Not a place in particular, but if you're driving, avoid any border crossings during peak holiday seasons. Specifically when you're crossing from the EU into non-EU countries or crossing from Schengen into non-Schengen area. During peak times you might be waiting at the border for hours.
Wanted to say that too. I mean, technically the train network is pretty well connected but it's so underfunded that trains oftentimes don't drive at all or they're late and then every train after that is also late. It's mostly fine but it happens way too often. I had to stand in freezing cold for an hour or longer too many times in the last three years where I took the train daily.
I don't know, maybe it's just particularly bad where I live, but I regularly have to the the god damn Schienenersatzverkehr, and even this god damn fucking bus that is supposed to replace the train is always like 20 minutes late. Like how the fuck do you even mess that up DB? HOW?!
Yeah, I had to take a SEV for a while too because there was construction on the train tracks and I came late every single day because apparently nobody at DB thought that 2 full trains (and with full I mean that people always had to stand because there weren't enough seats) couldn't just fit into one bus.
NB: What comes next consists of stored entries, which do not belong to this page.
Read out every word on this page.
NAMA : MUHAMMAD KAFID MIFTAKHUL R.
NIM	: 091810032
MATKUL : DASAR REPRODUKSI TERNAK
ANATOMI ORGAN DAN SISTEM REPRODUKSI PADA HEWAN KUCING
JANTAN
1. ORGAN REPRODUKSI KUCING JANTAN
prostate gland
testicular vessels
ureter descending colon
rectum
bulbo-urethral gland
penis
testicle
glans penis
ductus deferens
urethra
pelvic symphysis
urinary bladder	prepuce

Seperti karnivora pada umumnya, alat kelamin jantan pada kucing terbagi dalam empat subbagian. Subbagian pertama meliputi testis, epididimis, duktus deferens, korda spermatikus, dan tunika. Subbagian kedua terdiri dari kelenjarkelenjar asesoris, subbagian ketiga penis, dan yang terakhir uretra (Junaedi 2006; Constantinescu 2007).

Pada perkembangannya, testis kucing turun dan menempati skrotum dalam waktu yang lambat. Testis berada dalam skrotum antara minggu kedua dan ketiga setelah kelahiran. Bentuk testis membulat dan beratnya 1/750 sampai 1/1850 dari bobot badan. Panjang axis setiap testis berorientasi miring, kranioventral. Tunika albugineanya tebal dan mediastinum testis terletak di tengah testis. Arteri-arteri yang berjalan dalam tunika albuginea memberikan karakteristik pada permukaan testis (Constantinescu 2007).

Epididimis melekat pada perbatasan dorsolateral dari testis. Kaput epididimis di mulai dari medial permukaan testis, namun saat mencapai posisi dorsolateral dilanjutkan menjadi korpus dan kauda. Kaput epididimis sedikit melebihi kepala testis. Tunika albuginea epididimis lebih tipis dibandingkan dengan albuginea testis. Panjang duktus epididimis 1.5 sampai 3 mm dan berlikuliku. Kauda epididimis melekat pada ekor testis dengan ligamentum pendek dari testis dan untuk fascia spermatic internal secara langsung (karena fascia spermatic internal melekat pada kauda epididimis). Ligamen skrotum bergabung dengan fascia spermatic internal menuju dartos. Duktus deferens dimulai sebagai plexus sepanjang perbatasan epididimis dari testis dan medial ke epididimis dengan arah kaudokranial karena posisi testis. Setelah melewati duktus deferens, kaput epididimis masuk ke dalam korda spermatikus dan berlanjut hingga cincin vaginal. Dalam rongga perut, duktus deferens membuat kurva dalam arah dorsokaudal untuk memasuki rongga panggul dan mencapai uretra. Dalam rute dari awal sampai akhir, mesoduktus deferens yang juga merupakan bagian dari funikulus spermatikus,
That bus was always completely full (people standing in the middle up to the front door) and a lot of people still just wouldn't fit in.
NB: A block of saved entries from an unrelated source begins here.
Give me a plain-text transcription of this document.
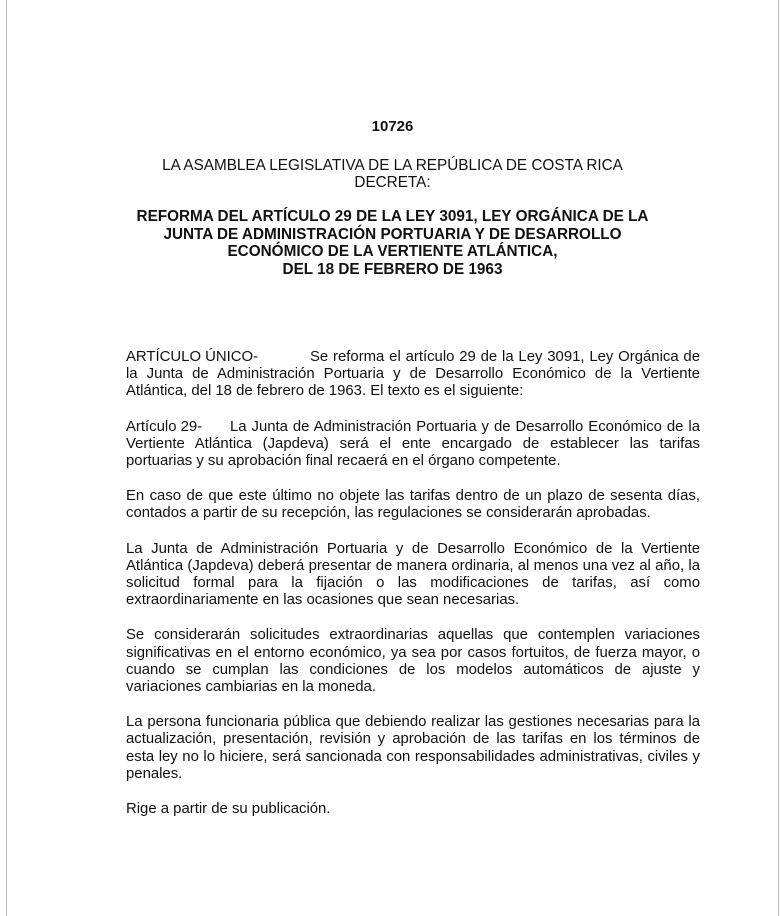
10726
LA ASAMBLEA LEGISLATIVA DE LA REPÚBLICA DE COSTA RICA
DECRETA:
REFORMA DEL ARTÍCULO 29 DE LA LEY 3091, LEY ORGÁNICA DE LA
JUNTA DE ADMINISTRACIÓN PORTUARIA Y DE DESARROLLO
ECONÓMICO DE LA VERTIENTE ATLÁNTICA,
DEL 18 DE FEBRERO DE 1963

ARTÍCULO ÚNICO-	Se reforma el artículo 29 de la Ley 3091, Ley Orgánica de la Junta de Administración Portuaria y de Desarrollo Económico de la Vertiente Atlántica, del 18 de febrero de 1963. El texto es el siguiente:

Artículo 29- La Junta de Administración Portuaria y de Desarrollo Económico de la Vertiente Atlántica (Japdeva) será el ente encargado de establecer las tarifas portuarias y su aprobación final recaerá en el órgano competente.

En caso de que este último no objete las tarifas dentro de un plazo de sesenta días, contados a partir de su recepción, las regulaciones se considerarán aprobadas.

La Junta de Administración Portuaria y de Desarrollo Económico de la Vertiente Atlántica (Japdeva) deberá presentar de manera ordinaria, al menos una vez al año, la solicitud formal para la fijación o las modificaciones de tarifas, así como extraordinariamente en las ocasiones que sean necesarias.

Se considerarán solicitudes extraordinarias aquellas que contemplen variaciones significativas en el entorno económico, ya sea por casos fortuitos, de fuerza mayor, o cuando se cumplan las condiciones de los modelos automáticos de ajuste y variaciones cambiarias en la moneda.

La persona funcionaria pública que debiendo realizar las gestiones necesarias para la actualización, presentación, revisión y aprobación de las tarifas en los términos de esta ley no lo hiciere, será sancionada con responsabilidades administrativas, civiles y penales.

Rige a partir de su publicación.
Well, there are some exceptions. This year, I'm travelling by train to all my holiday destinations, but the last connection I will fly because the trains run in such a stupidly way.
In my case actually Western Europe, but a very specific connection that would either need to go through the alps (which means slow speeds and switching trains a lot) or take a huge detour via Paris.
For driving tunnels in the Alps are the worst. The Gotthard tunnel or the Karawanken tunnel on the first days of the vacation period were the worst traffic I have ever seen.